Tollé général en République française. Depuis plus d’une semaine, une seule affaire nourrit tous les débats et toutes les discussions dans l’Héxagone, au point d’éclipser totalement l’importante visite effectuée par François Hollande au Maroc. Il s’agit de l’« affaire Cahuzac ».

Jérôme Cahuzac, c’est son nom, était ministre du Budget dans le gouvernement de Jean-Marc Ayrault (Premier ministre français) jusqu’au 19 mars dernier où il a rendu sa démission. A l’origine de ce coup de théâtre, des accusations de fraudes fiscales provenant du journal en ligne Mediapart en décembre 2012.

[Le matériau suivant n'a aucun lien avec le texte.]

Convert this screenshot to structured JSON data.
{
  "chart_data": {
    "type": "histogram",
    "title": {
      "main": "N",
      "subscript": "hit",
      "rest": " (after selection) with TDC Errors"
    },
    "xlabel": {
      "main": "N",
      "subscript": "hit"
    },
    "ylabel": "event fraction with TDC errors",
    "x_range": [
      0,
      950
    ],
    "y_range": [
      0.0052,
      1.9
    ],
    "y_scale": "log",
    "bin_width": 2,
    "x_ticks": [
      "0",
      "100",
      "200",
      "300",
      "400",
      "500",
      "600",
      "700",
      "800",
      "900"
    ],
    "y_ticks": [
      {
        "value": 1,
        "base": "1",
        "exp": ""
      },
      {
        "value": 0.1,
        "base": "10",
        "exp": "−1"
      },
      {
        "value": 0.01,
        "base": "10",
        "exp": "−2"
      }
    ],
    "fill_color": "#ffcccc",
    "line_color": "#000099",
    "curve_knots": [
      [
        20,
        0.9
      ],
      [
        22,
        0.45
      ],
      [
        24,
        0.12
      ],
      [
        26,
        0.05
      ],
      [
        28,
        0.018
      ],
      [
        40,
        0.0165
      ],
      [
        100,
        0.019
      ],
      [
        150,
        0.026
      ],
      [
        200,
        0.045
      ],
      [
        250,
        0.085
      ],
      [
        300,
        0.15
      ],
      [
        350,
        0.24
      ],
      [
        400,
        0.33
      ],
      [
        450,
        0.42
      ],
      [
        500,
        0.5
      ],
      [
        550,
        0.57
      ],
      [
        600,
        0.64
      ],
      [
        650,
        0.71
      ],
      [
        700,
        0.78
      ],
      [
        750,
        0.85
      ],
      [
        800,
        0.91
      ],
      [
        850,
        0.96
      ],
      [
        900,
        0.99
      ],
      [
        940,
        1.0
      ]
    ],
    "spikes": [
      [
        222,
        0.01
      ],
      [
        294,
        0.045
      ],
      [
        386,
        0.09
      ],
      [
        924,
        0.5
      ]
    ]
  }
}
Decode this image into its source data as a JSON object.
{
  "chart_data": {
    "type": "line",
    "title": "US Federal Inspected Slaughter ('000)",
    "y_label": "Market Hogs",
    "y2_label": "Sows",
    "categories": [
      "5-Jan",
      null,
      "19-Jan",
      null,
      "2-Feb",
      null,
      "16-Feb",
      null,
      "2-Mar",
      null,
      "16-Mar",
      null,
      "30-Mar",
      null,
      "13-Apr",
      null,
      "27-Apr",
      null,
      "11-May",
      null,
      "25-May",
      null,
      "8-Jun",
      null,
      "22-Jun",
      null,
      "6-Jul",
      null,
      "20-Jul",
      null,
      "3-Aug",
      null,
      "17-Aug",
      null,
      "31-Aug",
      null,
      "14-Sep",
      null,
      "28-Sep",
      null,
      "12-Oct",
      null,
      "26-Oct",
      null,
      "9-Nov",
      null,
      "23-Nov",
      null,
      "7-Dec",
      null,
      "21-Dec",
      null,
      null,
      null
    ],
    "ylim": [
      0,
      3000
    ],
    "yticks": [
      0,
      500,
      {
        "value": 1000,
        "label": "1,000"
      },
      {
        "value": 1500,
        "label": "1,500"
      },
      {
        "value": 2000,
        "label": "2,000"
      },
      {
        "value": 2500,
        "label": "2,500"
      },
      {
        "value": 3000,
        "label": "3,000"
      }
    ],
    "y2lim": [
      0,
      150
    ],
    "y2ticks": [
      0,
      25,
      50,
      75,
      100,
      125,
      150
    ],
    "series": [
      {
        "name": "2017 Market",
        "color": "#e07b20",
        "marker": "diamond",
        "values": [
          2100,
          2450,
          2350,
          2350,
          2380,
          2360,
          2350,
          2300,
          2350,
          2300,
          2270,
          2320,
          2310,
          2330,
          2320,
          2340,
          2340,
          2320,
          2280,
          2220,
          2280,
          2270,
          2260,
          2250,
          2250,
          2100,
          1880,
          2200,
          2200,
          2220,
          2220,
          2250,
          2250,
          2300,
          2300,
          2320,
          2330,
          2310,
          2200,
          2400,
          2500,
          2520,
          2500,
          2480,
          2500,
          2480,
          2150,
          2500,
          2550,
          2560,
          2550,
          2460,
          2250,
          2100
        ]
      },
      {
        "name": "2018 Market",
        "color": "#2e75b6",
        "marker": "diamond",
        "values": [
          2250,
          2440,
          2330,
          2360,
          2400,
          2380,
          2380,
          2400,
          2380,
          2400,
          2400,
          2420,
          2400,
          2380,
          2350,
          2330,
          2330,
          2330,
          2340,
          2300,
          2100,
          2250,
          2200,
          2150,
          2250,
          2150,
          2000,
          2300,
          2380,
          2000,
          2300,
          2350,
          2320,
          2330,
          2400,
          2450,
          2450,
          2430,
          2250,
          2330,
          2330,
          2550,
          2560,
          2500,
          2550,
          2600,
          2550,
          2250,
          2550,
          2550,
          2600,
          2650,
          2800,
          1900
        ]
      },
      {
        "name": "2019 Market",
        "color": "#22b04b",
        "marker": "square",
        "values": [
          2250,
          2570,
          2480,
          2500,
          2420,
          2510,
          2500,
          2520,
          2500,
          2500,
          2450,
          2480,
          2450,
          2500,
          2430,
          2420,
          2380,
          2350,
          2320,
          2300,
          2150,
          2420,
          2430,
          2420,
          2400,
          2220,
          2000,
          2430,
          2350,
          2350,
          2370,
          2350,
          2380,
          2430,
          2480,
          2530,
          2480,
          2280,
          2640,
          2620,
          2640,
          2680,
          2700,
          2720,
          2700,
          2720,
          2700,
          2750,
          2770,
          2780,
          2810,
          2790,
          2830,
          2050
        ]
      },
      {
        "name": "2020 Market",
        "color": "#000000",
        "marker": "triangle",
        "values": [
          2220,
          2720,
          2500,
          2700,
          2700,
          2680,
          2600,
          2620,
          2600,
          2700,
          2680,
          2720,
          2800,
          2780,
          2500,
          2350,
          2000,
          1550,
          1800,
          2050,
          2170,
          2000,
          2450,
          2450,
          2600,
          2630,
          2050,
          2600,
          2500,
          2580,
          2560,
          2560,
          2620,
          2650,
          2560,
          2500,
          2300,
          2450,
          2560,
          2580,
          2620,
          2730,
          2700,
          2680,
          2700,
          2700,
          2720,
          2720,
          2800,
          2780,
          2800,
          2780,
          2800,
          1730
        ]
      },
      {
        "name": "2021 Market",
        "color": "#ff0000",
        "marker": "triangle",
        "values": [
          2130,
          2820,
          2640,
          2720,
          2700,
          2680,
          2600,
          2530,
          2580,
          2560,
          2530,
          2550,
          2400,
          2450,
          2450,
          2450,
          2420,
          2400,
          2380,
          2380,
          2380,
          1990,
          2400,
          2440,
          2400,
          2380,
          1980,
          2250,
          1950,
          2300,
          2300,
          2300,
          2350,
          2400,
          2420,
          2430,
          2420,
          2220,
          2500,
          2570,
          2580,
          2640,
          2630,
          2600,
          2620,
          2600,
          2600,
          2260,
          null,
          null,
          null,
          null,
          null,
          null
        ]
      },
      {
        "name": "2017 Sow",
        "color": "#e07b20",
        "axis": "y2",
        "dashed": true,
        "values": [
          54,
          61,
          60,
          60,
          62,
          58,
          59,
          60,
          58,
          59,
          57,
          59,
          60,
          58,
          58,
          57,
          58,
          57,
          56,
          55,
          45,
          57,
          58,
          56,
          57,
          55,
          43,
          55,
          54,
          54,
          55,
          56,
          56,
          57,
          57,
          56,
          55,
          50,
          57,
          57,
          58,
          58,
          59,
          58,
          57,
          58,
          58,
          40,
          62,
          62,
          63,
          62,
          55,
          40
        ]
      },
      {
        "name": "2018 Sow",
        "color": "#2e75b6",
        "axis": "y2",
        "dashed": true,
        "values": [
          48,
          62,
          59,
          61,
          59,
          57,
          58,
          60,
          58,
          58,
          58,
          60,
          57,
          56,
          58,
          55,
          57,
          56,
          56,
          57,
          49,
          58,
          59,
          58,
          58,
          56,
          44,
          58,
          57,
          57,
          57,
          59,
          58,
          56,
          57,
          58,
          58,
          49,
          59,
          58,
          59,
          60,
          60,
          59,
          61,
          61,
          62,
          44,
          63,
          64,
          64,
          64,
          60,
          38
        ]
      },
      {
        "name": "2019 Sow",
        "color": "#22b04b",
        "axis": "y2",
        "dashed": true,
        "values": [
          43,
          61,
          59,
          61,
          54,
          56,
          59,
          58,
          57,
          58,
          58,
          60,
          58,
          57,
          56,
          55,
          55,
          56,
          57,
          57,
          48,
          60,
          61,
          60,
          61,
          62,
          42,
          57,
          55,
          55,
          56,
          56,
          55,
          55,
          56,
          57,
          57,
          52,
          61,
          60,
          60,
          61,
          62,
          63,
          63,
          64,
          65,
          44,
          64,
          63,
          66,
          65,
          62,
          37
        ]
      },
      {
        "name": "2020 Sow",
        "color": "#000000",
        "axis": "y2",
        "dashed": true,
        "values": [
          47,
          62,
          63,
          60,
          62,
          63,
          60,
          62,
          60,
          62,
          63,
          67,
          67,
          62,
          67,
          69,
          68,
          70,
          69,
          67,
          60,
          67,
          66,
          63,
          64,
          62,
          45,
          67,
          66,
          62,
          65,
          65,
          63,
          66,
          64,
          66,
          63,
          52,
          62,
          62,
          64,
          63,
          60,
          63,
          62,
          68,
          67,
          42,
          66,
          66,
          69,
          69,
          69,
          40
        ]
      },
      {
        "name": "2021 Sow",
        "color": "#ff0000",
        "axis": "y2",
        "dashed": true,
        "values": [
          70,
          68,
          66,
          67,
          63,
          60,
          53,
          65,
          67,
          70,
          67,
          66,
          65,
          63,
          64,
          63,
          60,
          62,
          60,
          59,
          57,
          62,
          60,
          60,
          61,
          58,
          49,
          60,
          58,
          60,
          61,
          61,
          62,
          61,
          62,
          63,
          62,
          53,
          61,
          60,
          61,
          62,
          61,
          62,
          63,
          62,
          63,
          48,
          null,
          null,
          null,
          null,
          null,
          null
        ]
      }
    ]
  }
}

D’après les investigations opérées par ce journal, Jérôme Cahuzac possédait un compte à l’étranger notamment en Suisse. Un compte non déclaré. Ce qui constitue une faute grave et une violation de la loi fiscale française. Au début, l’ex-ministre du Budget avait nié ses accusations, menaçant même de porter plainte contre le journal en ligne susmentionné. Mais malheureusement pour lui, les enquêtes qui suivront vont bel et bien conduire sur des pistes de fraudes et de blanchiment de fraudes fiscales. Ce qui le contraint à démissionner le 19 mars mais ne l’empêche pas de continuer à nier le fait de posséder un compte à l’étranger publiquement et devant le parlement.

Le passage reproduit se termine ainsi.